In der Früh­phase: Kompression

Die Ent­stau­ungs­the­ra­pie mit Kom­pres­si­ons­strümp­fen ist ein wich­ti­ger Teil der The­ra­pie von Öde­men. Sie kann in der Früh­phase einer Throm­bose zum Ein­satz kom­men und damit die Häu­fig­keit und Schwere eines post­throm­bo­ti­schen Syn­droms redu­zie­ren. „Frü­her wurde das Tra­gen der Strümpfe für einen Zeit­raum von sechs Mona­ten ver­ord­net. Heute erfolgt der Ein­satz vor allem in der Akut­phase und sorgt schnell für Lin­de­rung“, berich­tet Gary. Der Effekt: „Der Rück­trans­port des Blu­tes zum Herz wird ver­bes­sert, die Venen­wand entlastet.“

Die pas­sende Kom­pres­si­ons­klasse rich­tet sich stets nach dem Beschwer­de­bild. „Klasse 1 mit leich­ter Kom­pres­si­ons­stärke wird bei Per­so­nen mit Vari­zen ange­wen­det und fin­det auch bei Rei­sen klas­si­scher­weise Ver­wen­dung. Klasse 2 ist bei mit­tel­mä­ßig aus­ge­präg­ten Öde­men sinn­voll. Klasse 3 ist durch eine kräf­tige Kom­pres­si­ons­stärke gekenn­zeich­net. Diese Strümpfe kom­men zum Bei­spiel bei aus­ge­präg­ten Lymph­öde­men zum Ein­satz und wer­den spe­zi­ell an das bereits ent­staute Bein ange­passt.
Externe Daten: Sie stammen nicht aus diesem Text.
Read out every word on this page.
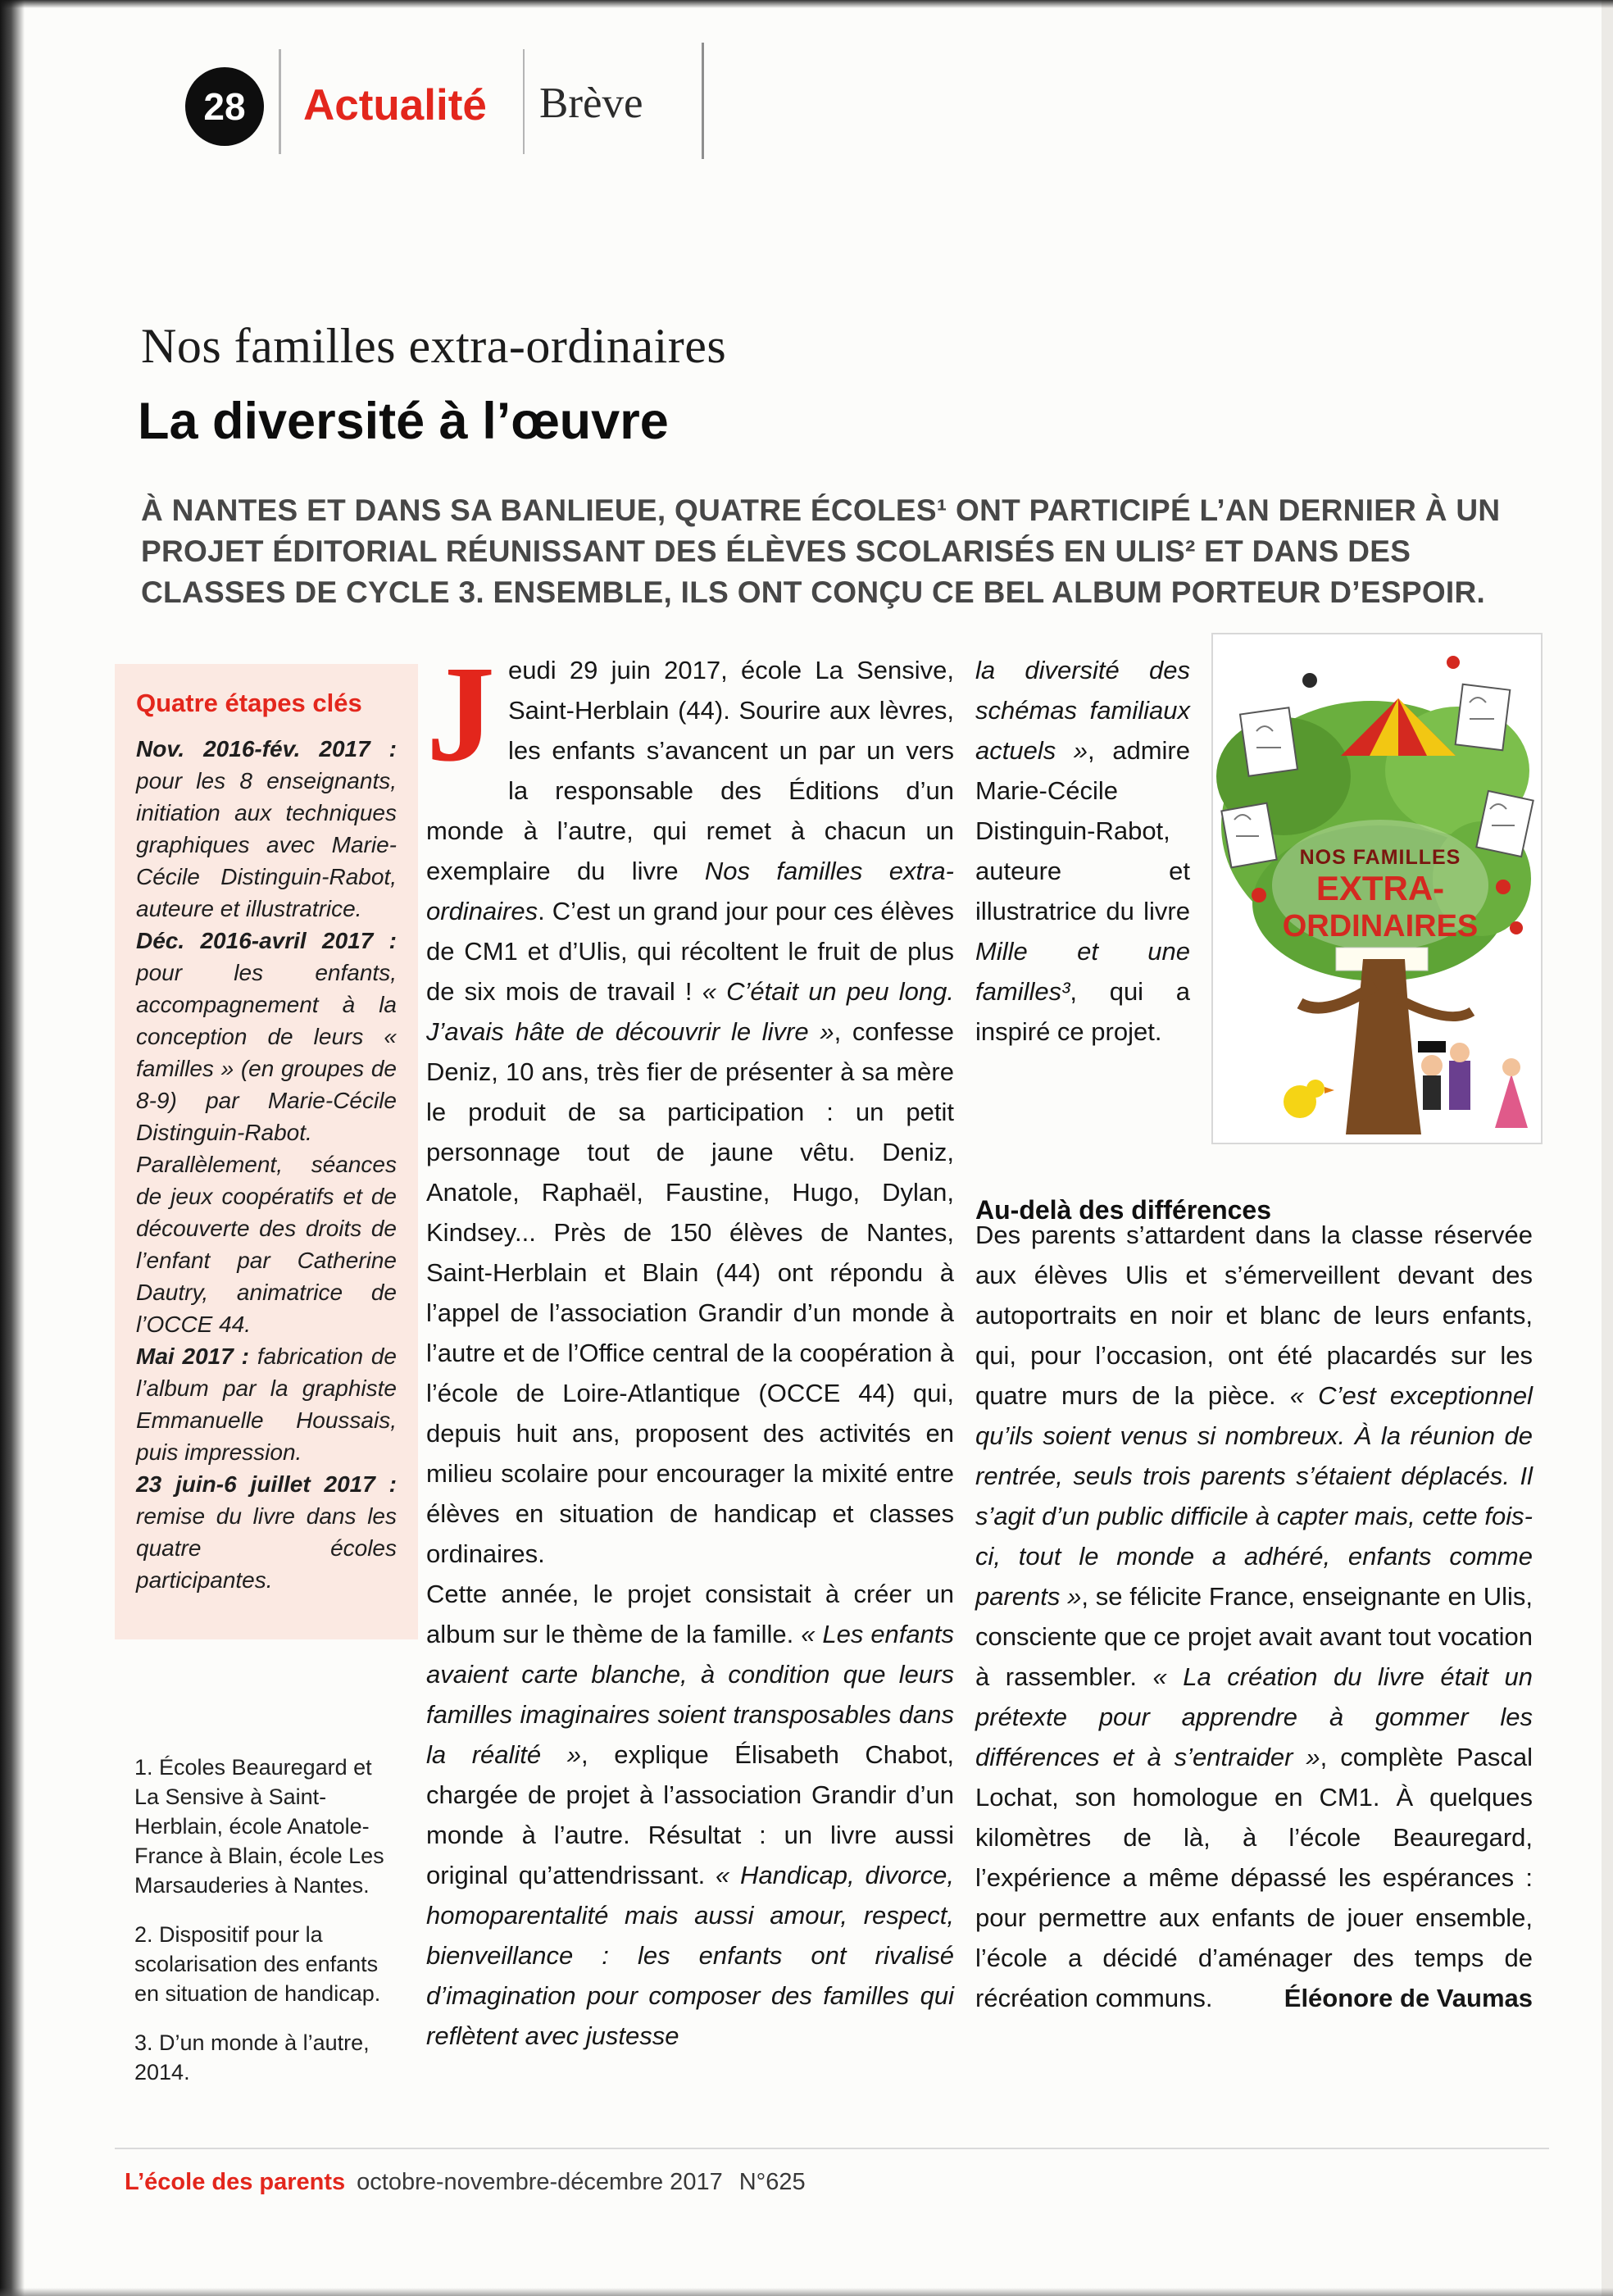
28 Actualité Brève
Nos familles extra-ordinaires
La diversité à l’œuvre
À NANTES ET DANS SA BANLIEUE, QUATRE ÉCOLES¹ ONT PARTICIPÉ L’AN DERNIER À UN PROJET ÉDITORIAL RÉUNISSANT DES ÉLÈVES SCOLARISÉS EN ULIS² ET DANS DES CLASSES DE CYCLE 3. ENSEMBLE, ILS ONT CONÇU CE BEL ALBUM PORTEUR D’ESPOIR.
Quatre étapes clés

Nov. 2016-fév. 2017 : pour les 8 enseignants, initiation aux techniques graphiques avec Marie-Cécile Distinguin-Rabot, auteure et illustratrice.

Déc. 2016-avril 2017 : pour les enfants, accompagnement à la conception de leurs « familles » (en groupes de 8-9) par Marie-Cécile Distinguin-Rabot. Parallèlement, séances de jeux coopératifs et de découverte des droits de l’enfant par Catherine Dautry, animatrice de l’OCCE 44.

Mai 2017 : fabrication de l’album par la graphiste Emmanuelle Houssais, puis impression.

23 juin-6 juillet 2017 : remise du livre dans les quatre écoles participantes.

1. Écoles Beauregard et La Sensive à Saint-Herblain, école Anatole-France à Blain, école Les Marsauderies à Nantes.

2. Dispositif pour la scolarisation des enfants en situation de handicap.

3. D’un monde à l’autre, 2014.

Jeudi 29 juin 2017, école La Sensive, Saint-Herblain (44). Sourire aux lèvres, les enfants s’avancent un par un vers la responsable des Éditions d’un monde à l’autre, qui remet à chacun un exemplaire du livre Nos familles extra-ordinaires. C’est un grand jour pour ces élèves de CM1 et d’Ulis, qui récoltent le fruit de plus de six mois de travail ! « C’était un peu long. J’avais hâte de découvrir le livre », confesse Deniz, 10 ans, très fier de présenter à sa mère le produit de sa participation : un petit personnage tout de jaune vêtu. Deniz, Anatole, Raphaël, Faustine, Hugo, Dylan, Kindsey... Près de 150 élèves de Nantes, Saint-Herblain et Blain (44) ont répondu à l’appel de l’association Grandir d’un monde à l’autre et de l’Office central de la coopération à l’école de Loire-Atlantique (OCCE 44) qui, depuis huit ans, proposent des activités en milieu scolaire pour encourager la mixité entre élèves en situation de handicap et classes ordinaires.

Cette année, le projet consistait à créer un album sur le thème de la famille. « Les enfants avaient carte blanche, à condition que leurs familles imaginaires soient transposables dans la réalité », explique Élisabeth Chabot, chargée de projet à l’association Grandir d’un monde à l’autre. Résultat : un livre aussi original qu’attendrissant. « Handicap, divorce, homoparentalité mais aussi amour, respect, bienveillance : les enfants ont rivalisé d’imagination pour composer des familles qui reflètent avec justesse

la diversité des schémas familiaux actuels », admire Marie-Cécile Distinguin-Rabot, auteure et illustratrice du livre Mille et une familles³, qui a inspiré ce projet.
NOS FAMILLES
EXTRA-
ORDINAIRES
Au-delà des différences

Des parents s’attardent dans la classe réservée aux élèves Ulis et s’émerveillent devant des autoportraits en noir et blanc de leurs enfants, qui, pour l’occasion, ont été placardés sur les quatre murs de la pièce. « C’est exceptionnel qu’ils soient venus si nombreux. À la réunion de rentrée, seuls trois parents s’étaient déplacés. Il s’agit d’un public difficile à capter mais, cette fois-ci, tout le monde a adhéré, enfants comme parents », se félicite France, enseignante en Ulis, consciente que ce projet avait avant tout vocation à rassembler. « La création du livre était un prétexte pour apprendre à gommer les différences et à s’entraider », complète Pascal Lochat, son homologue en CM1. À quelques kilomètres de là, à l’école Beauregard, l’expérience a même dépassé les espérances : pour permettre aux enfants de jouer ensemble, l’école a décidé d’aménager des temps de récréation communs.	Éléonore de Vaumas

L’école des parents octobre-novembre-décembre 2017 N°625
Eine starke Ein­engung ist hier sinn­voll, damit die Lym­phe nicht wie­der ins Inters­ti­tium fließt.“

Nach genauer Abklä­rung des Ödems kön­nen Bewe­gungs­emp­feh­lun­gen für die Pati­en­ten aus­ge­spro­chen wer­den. „Schwim­men hat sich als Bewe­gungs­art bewährt“, sagt Gary. „Pati­en­ten mit Lipö­de­men spre­chen oft gut auf Aqua­jog­ging an. Der dabei ent­ste­hende hydro­sta­ti­sche Druck des Was­sers wirkt wie eine Kom­pres­si­ons­the­ra­pie.“ Die Was­ser­tem­pe­ra­tur sollte sich im Nor­mal­be­reich befin­den, war­mes Was­ser werde von Venen­pa­ti­en­ten oft als unan­ge­nehm emp­fun­den. In der Akut­phase rät Gary daher auch vom Besuch einer Therme ab. Die nach inten­si­ver sport­li­cher Akti­vi­tät mög­li­che Throm­bose der Arme ist bei den Bei­nen kein Thema. „Wenn der Mus­kel stark wächst, kann es pas­sie­ren, dass Venen im Schul­ter­gür­tel abge­drückt wer­den. Bei den Bei­nen besteht die­ses Risiko nicht, da es weni­ger neur­al­gi­sche Eng­stel­len gibt.